SCIENZA E RICERCA

Fino a che punto possiamo arginare il rischio idrogeologico con le opere edilizie?

Il dissesto idrogeologico è un problema con cui il nostro Paese deve sempre fare i conti, soprattutto in seguito agli eccezionali eventi atmosferici che si sono verificati in alcune aree della penisola negli ultimi tempi, specialmente per quanto riguarda il nord-est.
Data la conformazione del territorio, il rischio di frane e allagamenti in Italia è piuttosto alto, per cui è necessaria la massima attenzione e preparazione da parte dei cittadini e delle istituzioni.
I gravi danni causati dal maltempo in Veneto, Trentino Alto-Adige e Friuli Venezia Giulia nelle scorse settimane portano a chiederci però se le nostre aree urbane siano adeguatamente preparate a fronteggiare questo tipo di avvenimenti.

Ne abbiamo parliamo con il professor Paolo Simonini, docente di geotecnica al dipartimento di Ingegneria civile, edile e ambientale all'università di Padova.

L'intervista completa al professor Paolo Simonini. Servizio di Federica D'Auria. Montaggio di Elisa Speronello.

“Il territorio italiano è geologicamente giovane e in evoluzione, e per questo delicato.
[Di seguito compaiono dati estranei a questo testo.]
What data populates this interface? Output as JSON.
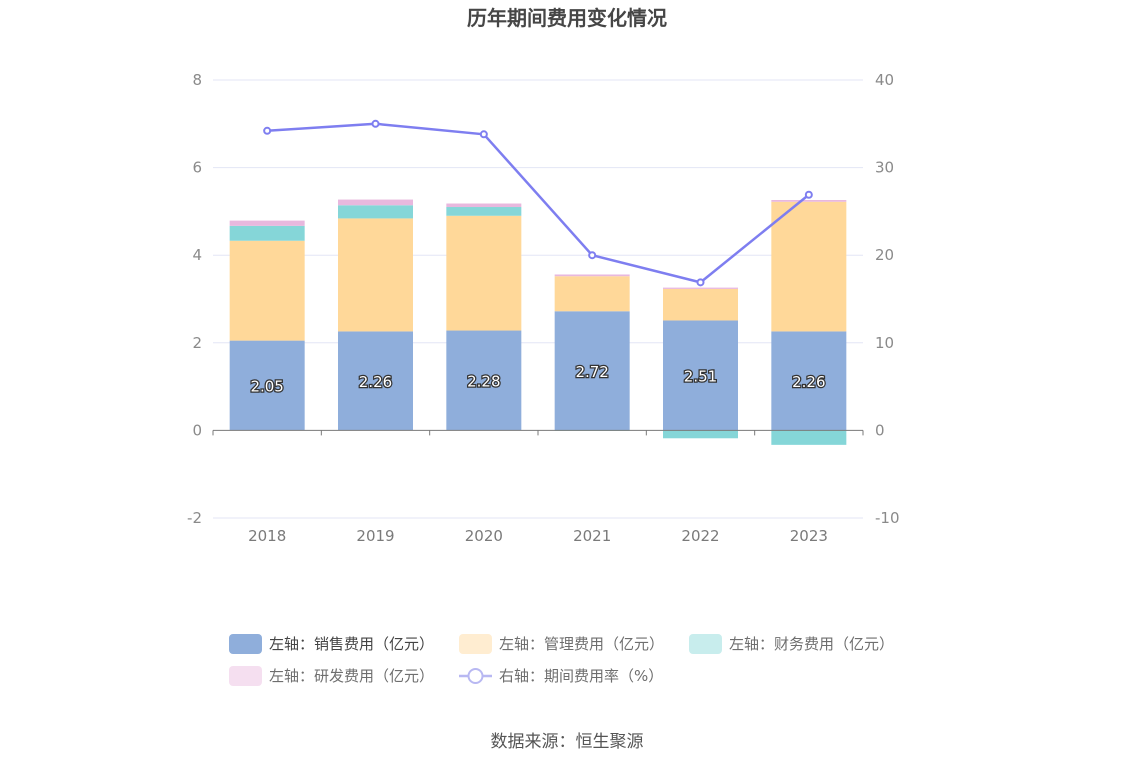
{
  "chart_data": {
    "type": "bar",
    "title": "历年期间费用变化情况",
    "categories": [
      "2018",
      "2019",
      "2020",
      "2021",
      "2022",
      "2023"
    ],
    "series": [
      {
        "name": "左轴：销售费用（亿元）",
        "kind": "bar",
        "axis": "left",
        "color": "#8faedb",
        "values": [
          2.05,
          2.26,
          2.28,
          2.72,
          2.51,
          2.26
        ],
        "show_labels": true
      },
      {
        "name": "左轴：管理费用（亿元）",
        "kind": "bar",
        "axis": "left",
        "color": "#ffd899",
        "values": [
          2.28,
          2.58,
          2.62,
          0.8,
          0.72,
          2.96
        ]
      },
      {
        "name": "左轴：财务费用（亿元）",
        "kind": "bar",
        "axis": "left",
        "color": "#85d6d8",
        "values": [
          0.34,
          0.3,
          0.2,
          -0.01,
          -0.18,
          -0.33
        ]
      },
      {
        "name": "左轴：研发费用（亿元）",
        "kind": "bar",
        "axis": "left",
        "color": "#e8b8de",
        "values": [
          0.12,
          0.13,
          0.08,
          0.04,
          0.03,
          0.04
        ]
      },
      {
        "name": "右轴：期间费用率（%）",
        "kind": "line",
        "axis": "right",
        "color": "#7e7ef0",
        "values": [
          34.2,
          35.0,
          33.8,
          20.0,
          16.9,
          26.9
        ]
      }
    ],
    "y_left": {
      "min": -2,
      "max": 8,
      "ticks": [
        -2,
        0,
        2,
        4,
        6,
        8
      ]
    },
    "y_right": {
      "min": -10,
      "max": 40,
      "ticks": [
        -10,
        0,
        10,
        20,
        30,
        40
      ]
    },
    "grid": true,
    "legend_position": "bottom",
    "stacked": true
  },
  "footer": {
    "source": "数据来源：恒生聚源"
  }
}
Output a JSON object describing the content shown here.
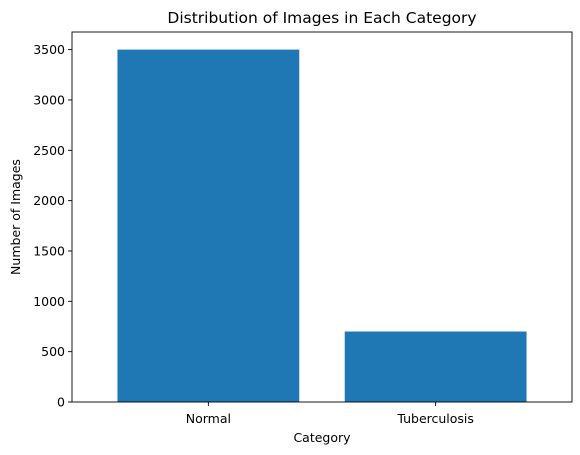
{
  "chart_data": {
    "type": "bar",
    "title": "Distribution of Images in Each Category",
    "xlabel": "Category",
    "ylabel": "Number of Images",
    "categories": [
      "Normal",
      "Tuberculosis"
    ],
    "values": [
      3500,
      700
    ],
    "ylim": [
      0,
      3675
    ],
    "yticks": [
      0,
      500,
      1000,
      1500,
      2000,
      2500,
      3000,
      3500
    ],
    "bar_color": "#1f77b4",
    "grid": false,
    "legend": "none"
  }
}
A differenza di altri paesi non è soggetto a un solo tipo di rischio naturale, ma è sensibile ai terremoti, alle frane e alle alluvioni”, spiega il professor Simonini.

“In questo periodo assistiamo poi a un cambio climatico e all'innalzamento delle temperature che dà origine anche a fenomeni di cambi di distribuzioni delle precipitazioni.
Gestire questi cambiamenti non è facile. In particolare, i problemi delle infrastrutture di difesa dalle inondazioni riguardano solitamente gli argini minori, che si rompono più spesso.
Bisogna perciò studiare le condizioni per aprire dei bacini in cui l'acqua possa defluire in caso di piene. Gli interventi sono però costosi, e bisogna selezionare dove concentrare i propri sforzi”.

Il professor Simonini sottolinea inoltre l'importanza delle attività di monitoraggio: “oggi, grazie ai satelliti, le opere edilizie possono essere più facilmente controllate, rispetto al passato.
Ci sono diversi enti che se ne occupano. L'Ispra controlla il territorio italiano, la protezione civile si occupa delle regioni. Il Consiglio nazionale delle ricerche, inoltre, controlla e monitora le frane e l'università, collaborando con gli enti pubblici, studia dei piani di controllo e monitoraggio e interpreta i dati per intervenire là dove è necessario mettere in sicurezza il territorio”.

“Io credo che un approccio moderno debba tener conto anche della sostenibilità economica degli interventi, aggiunge il professor Simonini. “Bisogna accettare un possibile limite di rischio purché non sia grave e non mini la sicurezza delle persone. È necessario perciò un compromesso tra un approccio economicamente sostenibile e uno assicurativo per risarcire eventuali danni materiali.

In Italia sono presenti numerosi fenomeni franosi, e non è possibile stabilizzarli tutti, né fermarli. Però si possono individuare le zone più a rischio per decidere quali interventi mettere in atto di volta in volta per proteggere il patrimonio storico e artistico e la vita delle persone”.